Cosby faces 10 years in jail as trial goes to court
BILL COSBY, the embattled US comedian, has been charged with drugging and sexually assaulting a woman at his home in 2004 - and could face up to 10 years in jail if found guilty.
More than 50 women have already publicly claimed they were abused by the 78-year-old, but he has denied all allegations. It is the first time he has been criminally charged.
Prosecutors in Pennsylvania, where he lives, issued a warrant for Cosby's arrest and set the stage for one of the biggest Hollywood celebrity trials of recent years.
Cosby, who faces a charge of aggravated indecent assault, appeared in court last night and was given $1m bail. A hearing was set for January 14.
The alleged victim is Andrea Constand, who worked at the time for the women's basketball team at Temple University in Philadelphia - Cosby's alma mater. Prosecutor Kevin Steele said Miss Constand had considered Cosby her "mentor and friend".

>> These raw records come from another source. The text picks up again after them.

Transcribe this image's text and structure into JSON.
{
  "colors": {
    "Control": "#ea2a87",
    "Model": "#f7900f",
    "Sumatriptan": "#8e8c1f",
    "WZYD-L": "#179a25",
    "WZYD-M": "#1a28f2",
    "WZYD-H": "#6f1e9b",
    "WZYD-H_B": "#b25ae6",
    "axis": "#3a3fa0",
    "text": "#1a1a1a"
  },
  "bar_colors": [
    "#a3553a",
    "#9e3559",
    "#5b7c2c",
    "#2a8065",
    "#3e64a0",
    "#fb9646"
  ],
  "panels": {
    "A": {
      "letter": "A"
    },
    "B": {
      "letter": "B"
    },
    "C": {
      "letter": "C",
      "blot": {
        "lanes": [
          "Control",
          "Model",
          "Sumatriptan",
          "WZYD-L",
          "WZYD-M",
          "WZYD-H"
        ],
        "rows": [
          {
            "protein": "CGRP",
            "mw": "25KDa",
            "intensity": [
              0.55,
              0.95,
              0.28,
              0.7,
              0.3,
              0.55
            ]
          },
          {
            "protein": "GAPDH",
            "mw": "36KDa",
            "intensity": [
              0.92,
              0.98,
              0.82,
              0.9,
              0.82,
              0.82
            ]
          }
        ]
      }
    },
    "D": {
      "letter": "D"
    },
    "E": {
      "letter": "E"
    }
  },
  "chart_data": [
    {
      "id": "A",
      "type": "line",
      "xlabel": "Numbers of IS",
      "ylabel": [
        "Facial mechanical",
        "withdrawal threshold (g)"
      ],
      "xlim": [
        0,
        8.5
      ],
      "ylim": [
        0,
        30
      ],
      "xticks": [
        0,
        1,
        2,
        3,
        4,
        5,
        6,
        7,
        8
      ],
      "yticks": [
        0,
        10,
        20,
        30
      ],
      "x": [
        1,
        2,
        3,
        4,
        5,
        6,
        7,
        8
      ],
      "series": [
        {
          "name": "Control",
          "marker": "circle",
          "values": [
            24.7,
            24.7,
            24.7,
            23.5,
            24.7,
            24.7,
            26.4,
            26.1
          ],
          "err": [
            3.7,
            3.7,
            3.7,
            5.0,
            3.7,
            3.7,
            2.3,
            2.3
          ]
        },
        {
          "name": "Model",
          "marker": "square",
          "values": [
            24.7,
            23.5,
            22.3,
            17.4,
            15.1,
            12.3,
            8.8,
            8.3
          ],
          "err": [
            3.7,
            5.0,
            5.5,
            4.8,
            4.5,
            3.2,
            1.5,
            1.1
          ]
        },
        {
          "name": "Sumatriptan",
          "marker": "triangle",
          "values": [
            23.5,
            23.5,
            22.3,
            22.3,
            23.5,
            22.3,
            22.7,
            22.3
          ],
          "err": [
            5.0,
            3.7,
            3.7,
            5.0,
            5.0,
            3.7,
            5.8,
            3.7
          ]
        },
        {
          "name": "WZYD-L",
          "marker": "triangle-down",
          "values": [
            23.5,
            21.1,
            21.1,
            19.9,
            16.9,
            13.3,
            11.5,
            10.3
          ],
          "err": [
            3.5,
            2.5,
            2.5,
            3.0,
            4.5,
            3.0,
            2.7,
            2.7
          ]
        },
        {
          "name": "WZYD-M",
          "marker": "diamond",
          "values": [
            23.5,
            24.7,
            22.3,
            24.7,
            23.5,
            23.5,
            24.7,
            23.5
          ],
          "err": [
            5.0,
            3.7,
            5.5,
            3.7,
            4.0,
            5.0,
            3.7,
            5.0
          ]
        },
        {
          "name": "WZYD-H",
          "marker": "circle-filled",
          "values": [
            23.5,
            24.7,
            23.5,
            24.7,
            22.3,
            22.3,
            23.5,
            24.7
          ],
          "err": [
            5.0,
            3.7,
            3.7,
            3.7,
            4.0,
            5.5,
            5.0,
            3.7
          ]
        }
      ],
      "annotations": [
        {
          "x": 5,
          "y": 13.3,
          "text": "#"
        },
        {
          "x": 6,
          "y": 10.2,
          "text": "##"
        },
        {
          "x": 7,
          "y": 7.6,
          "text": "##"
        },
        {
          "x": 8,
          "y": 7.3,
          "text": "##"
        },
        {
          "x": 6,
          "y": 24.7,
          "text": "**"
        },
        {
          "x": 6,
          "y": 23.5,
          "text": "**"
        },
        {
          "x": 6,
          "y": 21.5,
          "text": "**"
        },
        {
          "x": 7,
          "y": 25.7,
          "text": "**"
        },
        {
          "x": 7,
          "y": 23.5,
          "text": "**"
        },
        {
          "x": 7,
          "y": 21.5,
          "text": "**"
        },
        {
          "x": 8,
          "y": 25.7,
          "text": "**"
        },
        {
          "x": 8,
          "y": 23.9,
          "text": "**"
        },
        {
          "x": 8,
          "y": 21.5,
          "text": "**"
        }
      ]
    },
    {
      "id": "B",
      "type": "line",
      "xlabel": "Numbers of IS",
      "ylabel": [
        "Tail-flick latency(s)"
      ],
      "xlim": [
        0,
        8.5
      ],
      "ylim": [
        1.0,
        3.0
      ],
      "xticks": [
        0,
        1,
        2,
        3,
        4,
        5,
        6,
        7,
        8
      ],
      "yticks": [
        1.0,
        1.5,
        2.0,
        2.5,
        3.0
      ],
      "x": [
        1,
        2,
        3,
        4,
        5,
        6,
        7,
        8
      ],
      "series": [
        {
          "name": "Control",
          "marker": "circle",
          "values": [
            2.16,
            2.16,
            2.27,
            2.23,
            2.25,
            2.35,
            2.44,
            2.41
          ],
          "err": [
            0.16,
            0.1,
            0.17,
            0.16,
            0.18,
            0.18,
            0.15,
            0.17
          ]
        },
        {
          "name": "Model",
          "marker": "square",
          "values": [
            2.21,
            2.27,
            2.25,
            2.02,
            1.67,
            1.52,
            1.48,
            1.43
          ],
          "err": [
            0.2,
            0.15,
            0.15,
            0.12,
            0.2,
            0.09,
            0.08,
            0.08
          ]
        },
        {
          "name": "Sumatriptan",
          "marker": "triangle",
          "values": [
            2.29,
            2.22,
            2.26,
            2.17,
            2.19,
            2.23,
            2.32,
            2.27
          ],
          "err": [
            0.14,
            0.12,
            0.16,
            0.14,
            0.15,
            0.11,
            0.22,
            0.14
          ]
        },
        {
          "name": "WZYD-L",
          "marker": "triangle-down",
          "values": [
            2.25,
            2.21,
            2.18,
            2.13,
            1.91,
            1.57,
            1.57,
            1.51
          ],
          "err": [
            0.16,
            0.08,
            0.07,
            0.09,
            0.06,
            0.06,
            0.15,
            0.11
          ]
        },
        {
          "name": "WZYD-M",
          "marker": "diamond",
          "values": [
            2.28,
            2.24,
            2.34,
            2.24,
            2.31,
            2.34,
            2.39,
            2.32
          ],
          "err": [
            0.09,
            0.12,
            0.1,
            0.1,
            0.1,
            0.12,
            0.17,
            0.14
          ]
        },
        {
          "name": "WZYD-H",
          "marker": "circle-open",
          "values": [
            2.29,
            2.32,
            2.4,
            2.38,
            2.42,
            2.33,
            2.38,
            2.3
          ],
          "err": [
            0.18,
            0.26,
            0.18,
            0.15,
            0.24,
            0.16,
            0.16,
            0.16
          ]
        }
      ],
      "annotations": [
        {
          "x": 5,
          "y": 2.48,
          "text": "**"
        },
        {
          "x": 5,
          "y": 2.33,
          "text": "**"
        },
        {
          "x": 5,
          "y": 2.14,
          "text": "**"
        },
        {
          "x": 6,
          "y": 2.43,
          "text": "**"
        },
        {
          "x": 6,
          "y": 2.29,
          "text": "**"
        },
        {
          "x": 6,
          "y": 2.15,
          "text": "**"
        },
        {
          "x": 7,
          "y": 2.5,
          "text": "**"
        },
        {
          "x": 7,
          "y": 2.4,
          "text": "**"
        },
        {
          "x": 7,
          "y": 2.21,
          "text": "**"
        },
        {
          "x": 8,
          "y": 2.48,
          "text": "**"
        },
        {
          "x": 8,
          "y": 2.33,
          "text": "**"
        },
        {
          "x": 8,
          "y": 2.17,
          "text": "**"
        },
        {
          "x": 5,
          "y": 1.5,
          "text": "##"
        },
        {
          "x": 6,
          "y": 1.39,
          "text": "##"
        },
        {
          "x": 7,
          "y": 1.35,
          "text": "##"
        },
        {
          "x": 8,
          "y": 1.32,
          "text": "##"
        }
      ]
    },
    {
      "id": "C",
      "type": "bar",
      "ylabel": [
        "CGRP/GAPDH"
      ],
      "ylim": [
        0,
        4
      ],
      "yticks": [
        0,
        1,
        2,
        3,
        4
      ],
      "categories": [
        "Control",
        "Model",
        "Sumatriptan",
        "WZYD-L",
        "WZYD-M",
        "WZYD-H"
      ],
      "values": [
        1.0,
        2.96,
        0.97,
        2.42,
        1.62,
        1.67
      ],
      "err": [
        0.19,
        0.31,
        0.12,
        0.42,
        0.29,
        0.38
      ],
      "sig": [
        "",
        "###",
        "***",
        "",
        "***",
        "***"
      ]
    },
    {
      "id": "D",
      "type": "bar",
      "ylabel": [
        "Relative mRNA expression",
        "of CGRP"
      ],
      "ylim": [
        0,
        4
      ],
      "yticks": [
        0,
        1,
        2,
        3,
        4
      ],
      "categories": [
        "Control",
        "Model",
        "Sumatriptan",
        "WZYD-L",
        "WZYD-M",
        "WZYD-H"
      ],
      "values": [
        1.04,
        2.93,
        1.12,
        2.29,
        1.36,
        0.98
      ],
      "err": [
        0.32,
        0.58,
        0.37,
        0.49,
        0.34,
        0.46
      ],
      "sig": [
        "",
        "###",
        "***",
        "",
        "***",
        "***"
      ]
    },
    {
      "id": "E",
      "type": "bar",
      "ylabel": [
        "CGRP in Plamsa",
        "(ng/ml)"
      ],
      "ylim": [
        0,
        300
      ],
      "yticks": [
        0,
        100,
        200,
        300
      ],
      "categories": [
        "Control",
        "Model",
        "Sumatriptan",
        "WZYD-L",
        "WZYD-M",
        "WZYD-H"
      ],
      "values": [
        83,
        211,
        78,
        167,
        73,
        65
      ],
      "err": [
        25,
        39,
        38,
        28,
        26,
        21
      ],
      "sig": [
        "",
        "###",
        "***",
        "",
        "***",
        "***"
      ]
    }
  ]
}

In January 2004, she went to Cosby's nearby home seeking career advice and he urged her to take three blue pills, Mr Steele said.
She became incapacitated and Cosby led her to a sofa where he allegedly sexually assaulted her.
Miss Constand is gay and was in a relationship with a woman when the alleged attack took place. She reported the incident to police in 2005, but an investigation did not result in criminal charges. Miss Constand then sued Cosby in civil court and reached a confidential settlement the following year.
The comedian insisted in a deposition for the civil case that his relations with her had been consensual. He said: "I think Andrea is a liar, and I know she's a liar because I was there."
Cosby did not enter a plea yesterday and spoke only to say he understood the charges, and to ask for clarification on the terms of his $1m bail.
Cosby was then taken to the police station to be fingerprinted and photographed before being released.
Earlier this year, documents from the civil case were released and showed Cosby, who has been married for more than 50 years, admitting to a string of affairs and sexual encounters.
He also admitted that in the 1970s he obtained Quaaludes, a powerful prescription sedative now banned in the US, to give to women he wanted to have sex with.
Armed with that information, prosecutors decided to reopen the criminal investigation and dozens of other women came forward with similar allegations.
In the 1980s, Cosby became one of the most famous people in the United States through his role as the wholesome family patriarch Cliff Huxtable in 'The Cosby Show', earning the nickname 'America's Dad'.